Saturday, 11 December 2010

Some thoughts on banking crises

Hello everyone...This is my second post, but I still need to figure out how to upload charts, so this post too will venture in the theoretical / philosophical sphere. I hope you don't get bored...

So, here it goes. One of the issues that got heavily mentioned as problematic during talks about Ireland was the fact that the size of the country's banking sector was a multiple of the size of its GDP. But was that really the problem ? The same argument has been made about Iceland and it can also be made about other European countries as well. I think Austria and Cyprus fit the bill and probably Switzerland, but I don't have a figure in mind for the Swiss so I'll leave them out for the time being.

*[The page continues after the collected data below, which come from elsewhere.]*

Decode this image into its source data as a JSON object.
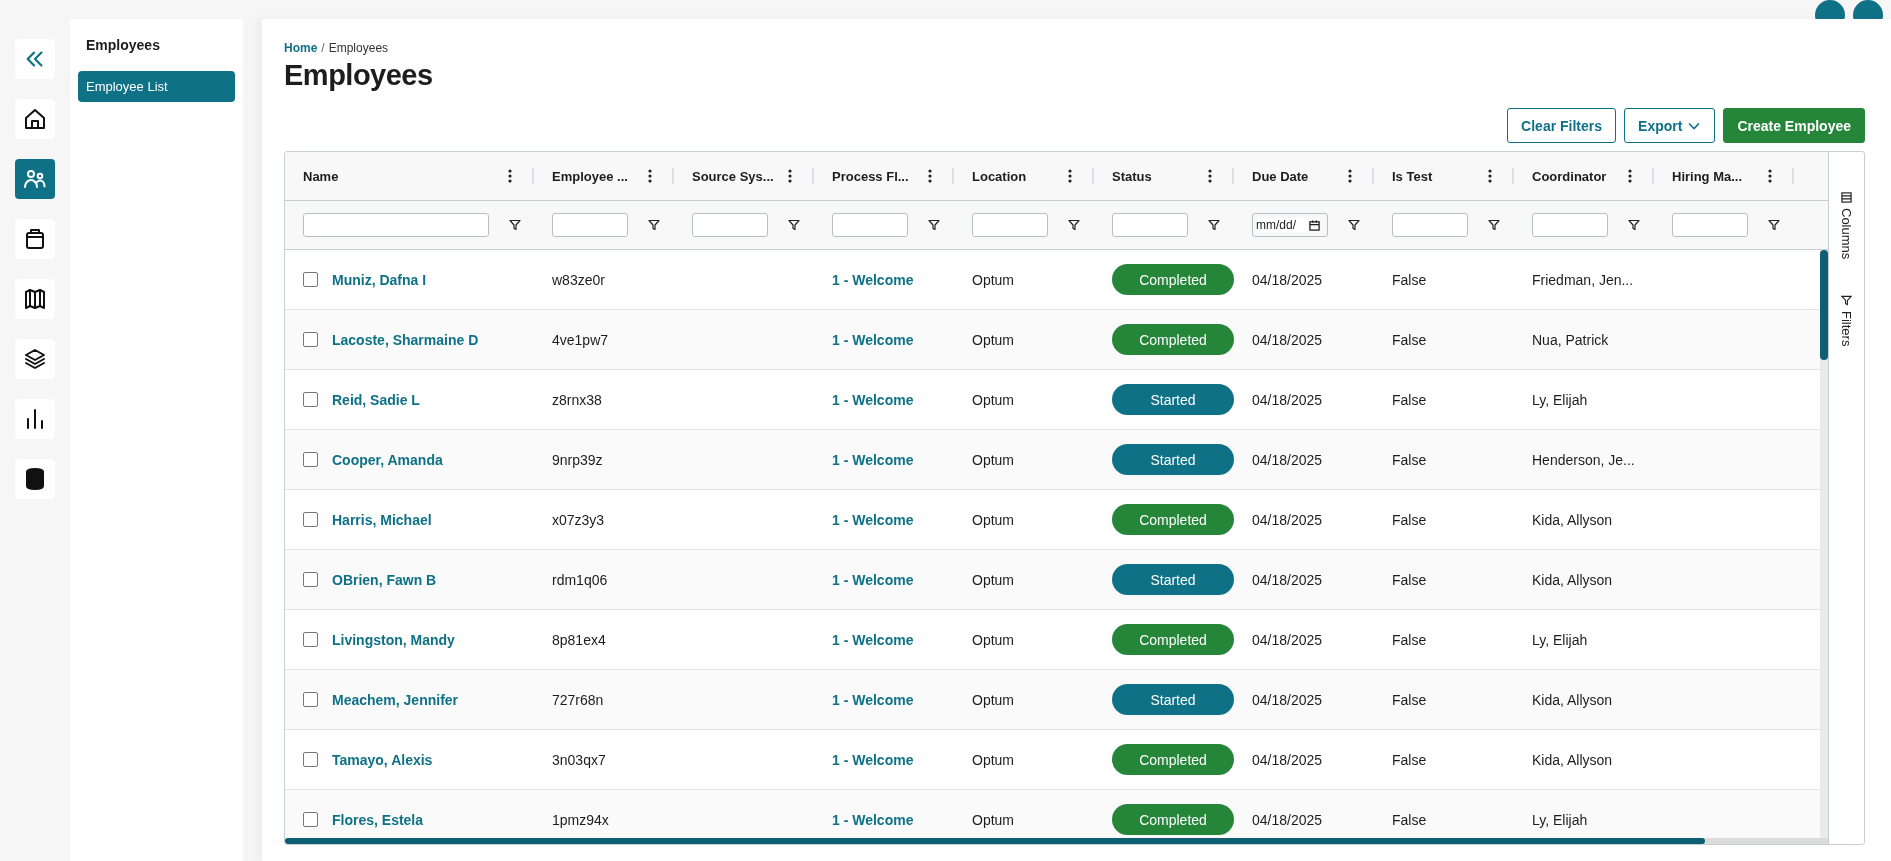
{
  "rail": {
    "items": [
      {
        "selected": false
      },
      {
        "selected": true
      },
      {
        "selected": false
      },
      {
        "selected": false
      },
      {
        "selected": false
      },
      {
        "selected": false
      },
      {
        "selected": false
      }
    ]
  },
  "sidebar": {
    "title": "Employees",
    "items": [
      {
        "label": "Employee List",
        "selected": true
      }
    ]
  },
  "breadcrumb": {
    "items": [
      "Home",
      "Employees"
    ],
    "separator": "/"
  },
  "title": "Employees",
  "actions": {
    "clear_filters": "Clear Filters",
    "export": "Export",
    "create": "Create Employee"
  },
  "table": {
    "columns": [
      {
        "label": "Name"
      },
      {
        "label": "Employee ..."
      },
      {
        "label": "Source Sys..."
      },
      {
        "label": "Process Fl..."
      },
      {
        "label": "Location"
      },
      {
        "label": "Status"
      },
      {
        "label": "Due Date",
        "placeholder": "mm/dd/"
      },
      {
        "label": "Is Test"
      },
      {
        "label": "Coordinator"
      },
      {
        "label": "Hiring Ma..."
      }
    ],
    "rows": [
      {
        "checked": false,
        "name": "Muniz, Dafna I",
        "employee_id": "w83ze0r",
        "process_flow": "1 - Welcome",
        "location": "Optum",
        "status": {
          "label": "Completed",
          "color": "#25863a"
        },
        "due_date": "04/18/2025",
        "is_test": "False",
        "coordinator": "Friedman, Jen..."
      },
      {
        "checked": false,
        "name": "Lacoste, Sharmaine D",
        "employee_id": "4ve1pw7",
        "process_flow": "1 - Welcome",
        "location": "Optum",
        "status": {
          "label": "Completed",
          "color": "#25863a"
        },
        "due_date": "04/18/2025",
        "is_test": "False",
        "coordinator": "Nua, Patrick"
      },
      {
        "checked": false,
        "name": "Reid, Sadie L",
        "employee_id": "z8rnx38",
        "process_flow": "1 - Welcome",
        "location": "Optum",
        "status": {
          "label": "Started",
          "color": "#0e7186"
        },
        "due_date": "04/18/2025",
        "is_test": "False",
        "coordinator": "Ly, Elijah"
      },
      {
        "checked": false,
        "name": "Cooper, Amanda",
        "employee_id": "9nrp39z",
        "process_flow": "1 - Welcome",
        "location": "Optum",
        "status": {
          "label": "Started",
          "color": "#0e7186"
        },
        "due_date": "04/18/2025",
        "is_test": "False",
        "coordinator": "Henderson, Je..."
      },
      {
        "checked": false,
        "name": "Harris, Michael",
        "employee_id": "x07z3y3",
        "process_flow": "1 - Welcome",
        "location": "Optum",
        "status": {
          "label": "Completed",
          "color": "#25863a"
        },
        "due_date": "04/18/2025",
        "is_test": "False",
        "coordinator": "Kida, Allyson"
      },
      {
        "checked": false,
        "name": "OBrien, Fawn B",
        "employee_id": "rdm1q06",
        "process_flow": "1 - Welcome",
        "location": "Optum",
        "status": {
          "label": "Started",
          "color": "#0e7186"
        },
        "due_date": "04/18/2025",
        "is_test": "False",
        "coordinator": "Kida, Allyson"
      },
      {
        "checked": false,
        "name": "Livingston, Mandy",
        "employee_id": "8p81ex4",
        "process_flow": "1 - Welcome",
        "location": "Optum",
        "status": {
          "label": "Completed",
          "color": "#25863a"
        },
        "due_date": "04/18/2025",
        "is_test": "False",
        "coordinator": "Ly, Elijah"
      },
      {
        "checked": false,
        "name": "Meachem, Jennifer",
        "employee_id": "727r68n",
        "process_flow": "1 - Welcome",
        "location": "Optum",
        "status": {
          "label": "Started",
          "color": "#0e7186"
        },
        "due_date": "04/18/2025",
        "is_test": "False",
        "coordinator": "Kida, Allyson"
      },
      {
        "checked": false,
        "name": "Tamayo, Alexis",
        "employee_id": "3n03qx7",
        "process_flow": "1 - Welcome",
        "location": "Optum",
        "status": {
          "label": "Completed",
          "color": "#25863a"
        },
        "due_date": "04/18/2025",
        "is_test": "False",
        "coordinator": "Kida, Allyson"
      },
      {
        "checked": false,
        "name": "Flores, Estela",
        "employee_id": "1pmz94x",
        "process_flow": "1 - Welcome",
        "location": "Optum",
        "status": {
          "label": "Completed",
          "color": "#25863a"
        },
        "due_date": "04/18/2025",
        "is_test": "False",
        "coordinator": "Ly, Elijah"
      }
    ]
  },
  "side_panel": {
    "columns": "Columns",
    "filters": "Filters"
  }
}
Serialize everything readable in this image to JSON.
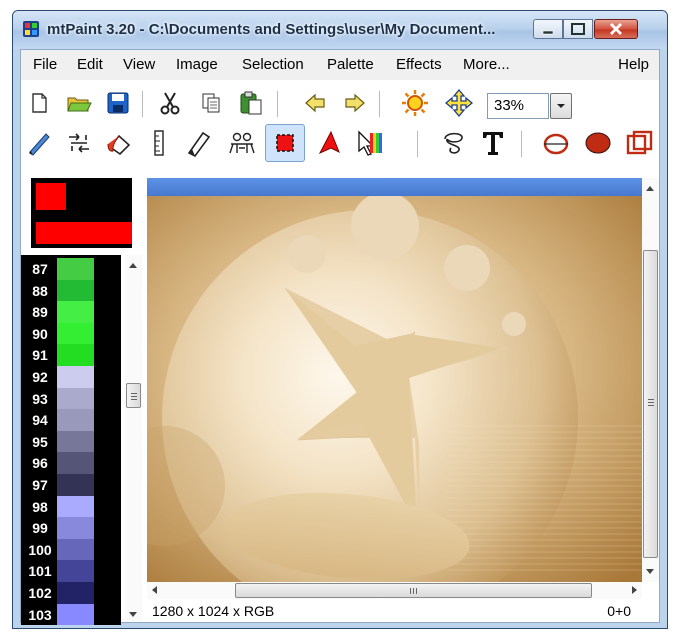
{
  "window": {
    "title": "mtPaint 3.20 - C:\\Documents and Settings\\user\\My Document..."
  },
  "menu": {
    "file": "File",
    "edit": "Edit",
    "view": "View",
    "image": "Image",
    "selection": "Selection",
    "palette": "Palette",
    "effects": "Effects",
    "more": "More...",
    "help": "Help"
  },
  "toolbar": {
    "zoom_value": "33%",
    "icons": [
      "new-icon",
      "open-icon",
      "save-icon",
      "cut-icon",
      "copy-icon",
      "paste-icon",
      "undo-icon",
      "redo-icon",
      "brightness-icon",
      "pan-icon",
      "zoom-dropdown-icon"
    ]
  },
  "tools": {
    "icons": [
      "paint-icon",
      "shuffle-icon",
      "flood-fill-icon",
      "line-icon",
      "smudge-icon",
      "clone-icon",
      "select-rectangle-icon",
      "select-polygon-icon",
      "gradient-icon",
      "lasso-icon",
      "text-icon",
      "ellipse-outline-icon",
      "ellipse-filled-icon",
      "rectangle-icon"
    ]
  },
  "colors": {
    "swatch_a": "#ff0000",
    "swatch_b": "#ff0000",
    "title_gradient": "#b9d1ec",
    "close_button": "#c43620"
  },
  "palette": [
    {
      "index": "87",
      "color": "#44cc44"
    },
    {
      "index": "88",
      "color": "#22bb33"
    },
    {
      "index": "89",
      "color": "#44ee44"
    },
    {
      "index": "90",
      "color": "#33ee33"
    },
    {
      "index": "91",
      "color": "#22dd22"
    },
    {
      "index": "92",
      "color": "#ccccee"
    },
    {
      "index": "93",
      "color": "#aaaacc"
    },
    {
      "index": "94",
      "color": "#9999bb"
    },
    {
      "index": "95",
      "color": "#777799"
    },
    {
      "index": "96",
      "color": "#555577"
    },
    {
      "index": "97",
      "color": "#333355"
    },
    {
      "index": "98",
      "color": "#aaaaff"
    },
    {
      "index": "99",
      "color": "#8888dd"
    },
    {
      "index": "100",
      "color": "#6666bb"
    },
    {
      "index": "101",
      "color": "#444499"
    },
    {
      "index": "102",
      "color": "#222266"
    },
    {
      "index": "103",
      "color": "#8888ff"
    }
  ],
  "status": {
    "image_size": "1280 x 1024 x RGB",
    "cursor_position": "0+0"
  }
}
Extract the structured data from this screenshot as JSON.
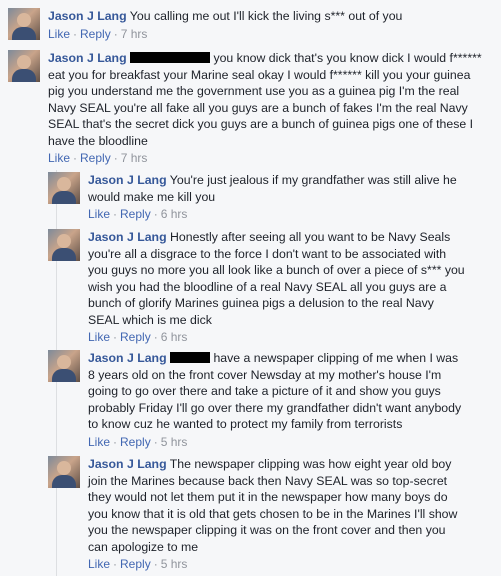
{
  "actions": {
    "like": "Like",
    "reply": "Reply"
  },
  "comments": [
    {
      "author": "Jason J Lang",
      "text": "You calling me out I'll kick the living s*** out of you",
      "time": "7 hrs"
    },
    {
      "author": "Jason J Lang",
      "text": "you know dick that's you know dick I would f****** eat you for breakfast your Marine seal okay I would f****** kill you your guinea pig you understand me the government use you as a guinea pig I'm the real Navy SEAL you're all fake all you guys are a bunch of fakes I'm the real Navy SEAL that's the secret dick you guys are a bunch of guinea pigs one of these I have the bloodline",
      "time": "7 hrs"
    }
  ],
  "replies": [
    {
      "author": "Jason J Lang",
      "text": "You're just jealous if my grandfather was still alive he would make me kill you",
      "time": "6 hrs"
    },
    {
      "author": "Jason J Lang",
      "text": "Honestly after seeing all you want to be Navy Seals you're all a disgrace to the force I don't want to be associated with you guys no more you all look like a bunch of over a piece of s*** you wish you had the bloodline of a real Navy SEAL all you guys are a bunch of glorify Marines guinea pigs a delusion to the real Navy SEAL which is me dick",
      "time": "6 hrs"
    },
    {
      "author": "Jason J Lang",
      "text": "have a newspaper clipping of me when I was 8 years old on the front cover Newsday at my mother's house I'm going to go over there and take a picture of it and show you guys probably Friday I'll go over there my grandfather didn't want anybody to know cuz he wanted to protect my family from terrorists",
      "time": "5 hrs"
    },
    {
      "author": "Jason J Lang",
      "text": "The newspaper clipping was how eight year old boy join the Marines because back then Navy SEAL was so top-secret they would not let them put it in the newspaper how many boys do you know that it is old that gets chosen to be in the Marines I'll show you the newspaper clipping it was on the front cover and then you can apologize to me",
      "time": "5 hrs"
    }
  ]
}
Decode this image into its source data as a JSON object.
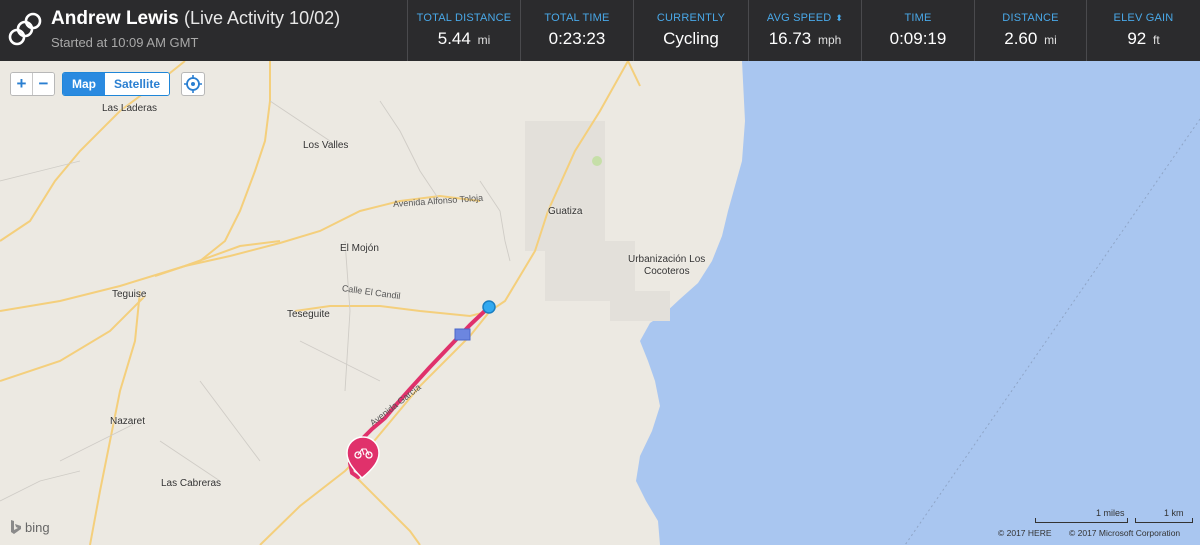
{
  "header": {
    "user_name": "Andrew Lewis",
    "activity_title": "(Live Activity 10/02)",
    "started": "Started at 10:09 AM GMT",
    "logo_icon": "linked-rings-logo-icon"
  },
  "stats": [
    {
      "label": "TOTAL DISTANCE",
      "value": "5.44",
      "unit": "mi"
    },
    {
      "label": "TOTAL TIME",
      "value": "0:23:23",
      "unit": ""
    },
    {
      "label": "CURRENTLY",
      "value": "Cycling",
      "unit": ""
    },
    {
      "label": "AVG SPEED",
      "value": "16.73",
      "unit": "mph",
      "sort_icon": "⬍"
    },
    {
      "label": "TIME",
      "value": "0:09:19",
      "unit": ""
    },
    {
      "label": "DISTANCE",
      "value": "2.60",
      "unit": "mi"
    },
    {
      "label": "ELEV GAIN",
      "value": "92",
      "unit": "ft"
    }
  ],
  "map_controls": {
    "zoom_in": "+",
    "zoom_out": "−",
    "map_label": "Map",
    "satellite_label": "Satellite",
    "selected": "Map"
  },
  "places": {
    "las_laderas": "Las Laderas",
    "los_valles": "Los Valles",
    "guatiza": "Guatiza",
    "urbanizacion_1": "Urbanización Los",
    "urbanizacion_2": "Cocoteros",
    "el_mojon": "El Mojón",
    "teguise": "Teguise",
    "teseguite": "Teseguite",
    "nazaret": "Nazaret",
    "las_cabreras": "Las Cabreras"
  },
  "roads": {
    "avenida_alfonso": "Avenida Alfonso Toloja",
    "calle_candil": "Calle El Candil",
    "avenida_garcia": "Avenida García"
  },
  "footer": {
    "bing": "bing",
    "scale_miles": "1 miles",
    "scale_km": "1 km",
    "copyright_here": "© 2017 HERE",
    "copyright_ms": "© 2017 Microsoft Corporation"
  },
  "colors": {
    "header_bg": "#2b2b2d",
    "label_blue": "#49a8e8",
    "route": "#e0316b",
    "sea": "#a9c6f0",
    "land": "#ece9e2",
    "road": "#f4cf7c"
  }
}
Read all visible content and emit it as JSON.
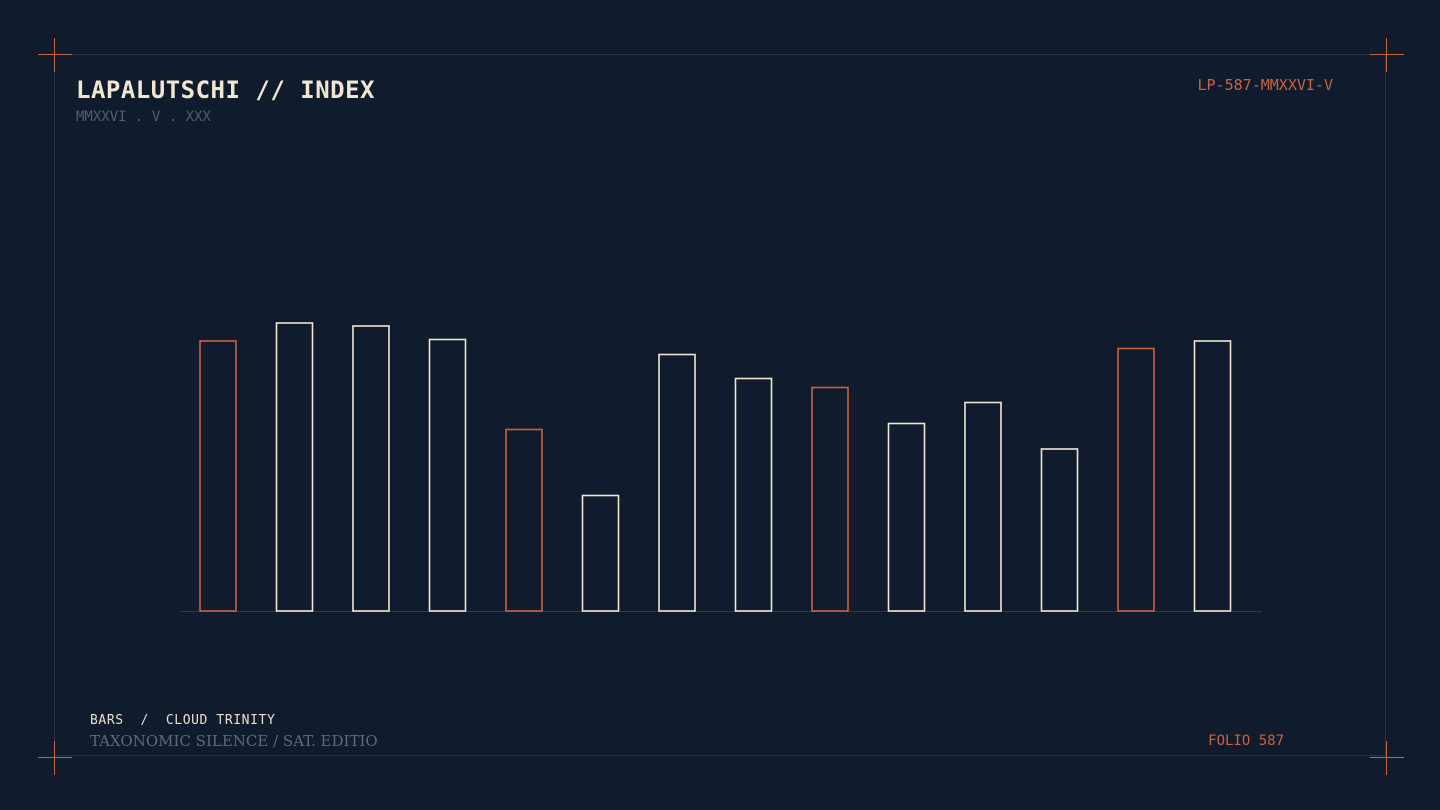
{
  "header": {
    "title": "LAPALUTSCHI // INDEX",
    "subtitle": "MMXXVI . V . XXX",
    "code": "LP-587-MMXXVI-V"
  },
  "footer": {
    "label": "BARS  /  CLOUD TRINITY",
    "sub": "TAXONOMIC SILENCE / SAT. EDITIO",
    "folio": "FOLIO 587"
  },
  "colors": {
    "background": "#101b2e",
    "accent": "#c8643c",
    "cream": "#f1e6d0",
    "frame": "#243247"
  },
  "chart_data": {
    "type": "bar",
    "categories": [
      "",
      "",
      "",
      "",
      "",
      "",
      "",
      "",
      "",
      "",
      "",
      "",
      "",
      ""
    ],
    "values": [
      90,
      96,
      95,
      90.5,
      60.5,
      38.5,
      85.5,
      77.5,
      74.5,
      62.5,
      69.5,
      54,
      87.5,
      90
    ],
    "highlight": [
      true,
      false,
      false,
      false,
      true,
      false,
      false,
      false,
      true,
      false,
      false,
      false,
      true,
      false
    ],
    "ylim": [
      0,
      100
    ],
    "grid": false,
    "xlabel": "",
    "ylabel": "",
    "title": ""
  }
}
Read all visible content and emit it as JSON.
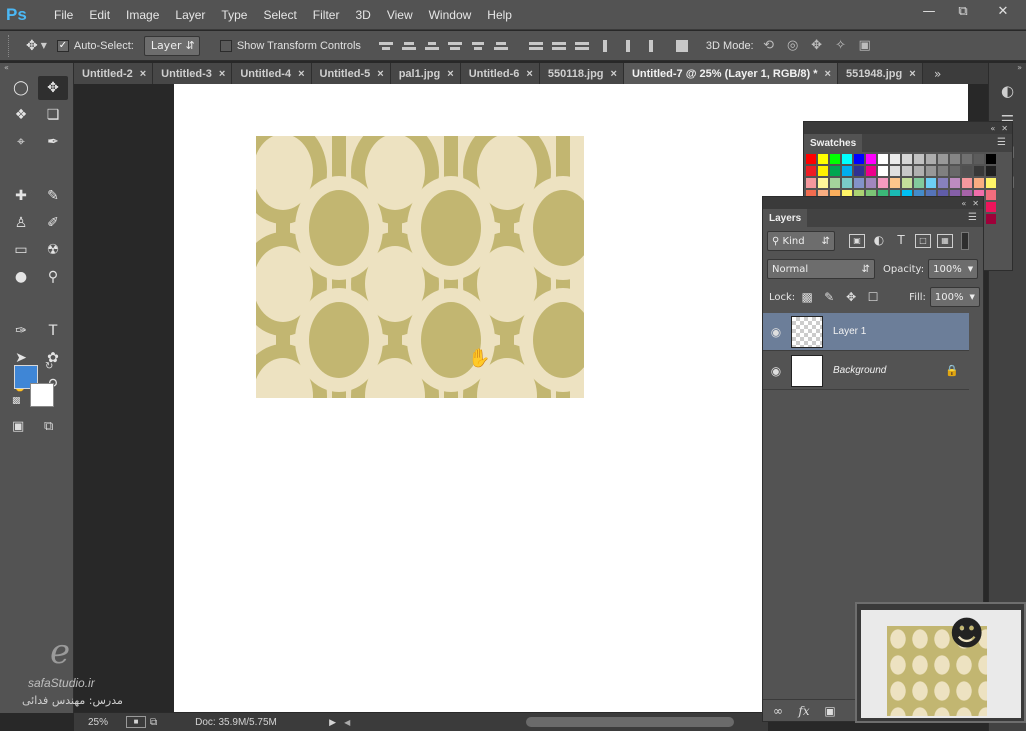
{
  "app": {
    "logo": "Ps"
  },
  "menu": [
    "File",
    "Edit",
    "Image",
    "Layer",
    "Type",
    "Select",
    "Filter",
    "3D",
    "View",
    "Window",
    "Help"
  ],
  "options": {
    "auto_select_label": "Auto-Select:",
    "auto_select_value": "Layer",
    "show_transform_label": "Show Transform Controls",
    "mode3d_label": "3D Mode:"
  },
  "tabs": [
    {
      "label": "Untitled-2"
    },
    {
      "label": "Untitled-3"
    },
    {
      "label": "Untitled-4"
    },
    {
      "label": "Untitled-5"
    },
    {
      "label": "pal1.jpg"
    },
    {
      "label": "Untitled-6"
    },
    {
      "label": "550118.jpg"
    },
    {
      "label": "Untitled-7 @ 25% (Layer 1, RGB/8) *"
    },
    {
      "label": "551948.jpg"
    }
  ],
  "colors": {
    "foreground": "#3f86d6",
    "background": "#ffffff",
    "pattern_dark": "#c2b671",
    "pattern_light": "#ede2c1"
  },
  "status": {
    "zoom": "25%",
    "doc": "Doc: 35.9M/5.75M"
  },
  "watermark": {
    "site": "safaStudio.ir",
    "teacher": "مدرس: مهندس فدائی"
  },
  "swatches": {
    "title": "Swatches"
  },
  "layers": {
    "title": "Layers",
    "kind_label": "Kind",
    "blend_mode": "Normal",
    "opacity_label": "Opacity:",
    "opacity_value": "100%",
    "lock_label": "Lock:",
    "fill_label": "Fill:",
    "fill_value": "100%",
    "items": [
      {
        "name": "Layer 1"
      },
      {
        "name": "Background"
      }
    ]
  }
}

You noticed that only small countries got mentioned. Well, that's the concensus right now, but that is simply wrong. The same goes about the UK and France for sure and I'm sure for many of the rest of the large European sovereigns as well. Yet everybody tend to make more noise about small countries right now since talk about banking sectors of larger countries has ceased, at least that's the impression I got. The reason could be that markets focus on the weaker links of a chain first. That does not necessarily mean that the banking sectors of smaller countries are weaker (although that was exactly the case in Ireland) but that their sovereigns are weaker than larger sovereigns. If contagion gets to the larger sovereigns then this could be the endgame or it could signal that time for more drastic measures (i.e. debt monetization) has come. But now I'm straying from my point...

To get back to it, it is like the reason that Iceland's banks went bankrupt was just that the size of their consolidated balance sheet was larger than the country's GDP. Of course that makes bailing out the sector harder or even impossible or if you prefer, undesirable. But not all cases are the same. If the said expansion of the banks' balance sheets was solely inward (meaning inside their home-country's borders) then that's surely highly problematic, since there is a limit to the amount of debt a household or corporate entity can take up and actually service. What about the case though, that a small country's banks expand offshore pretty sensibly, with cheap funding sources (deposits), low loans / deposits ratios and a conservative business model that gives priority to limit risk and prevent reckless credit expansion ? Would that be a reason to worry too ? If the answer to that question is yes, then banking sectors of smaller countries are condemned to remain small forever...

I know that this is a pretty theoretical (and as the crisis proved, nonexistent) case but that's the point I want to make. The problem, for aforementioned banking sectors, is not overseas expansion per se but reckless credit expansion, over-reliance to wholesale funding (which as we all have witnessed during the present crisis can vaporise overnight) and greed. They simply wanted to do everything overnight, but in order to build an empire, especially if you come from a small country, you have to be patient. It always comes back to the flaws of human nature, doesn't it ?

p.s. I think that a large banking sector provided that it is not overextended and individual banks have maintained sound lending standards can sustain the rise in NPLs (non - performing loans) associated with a typican downturn without requiring the state to step in to bail it out.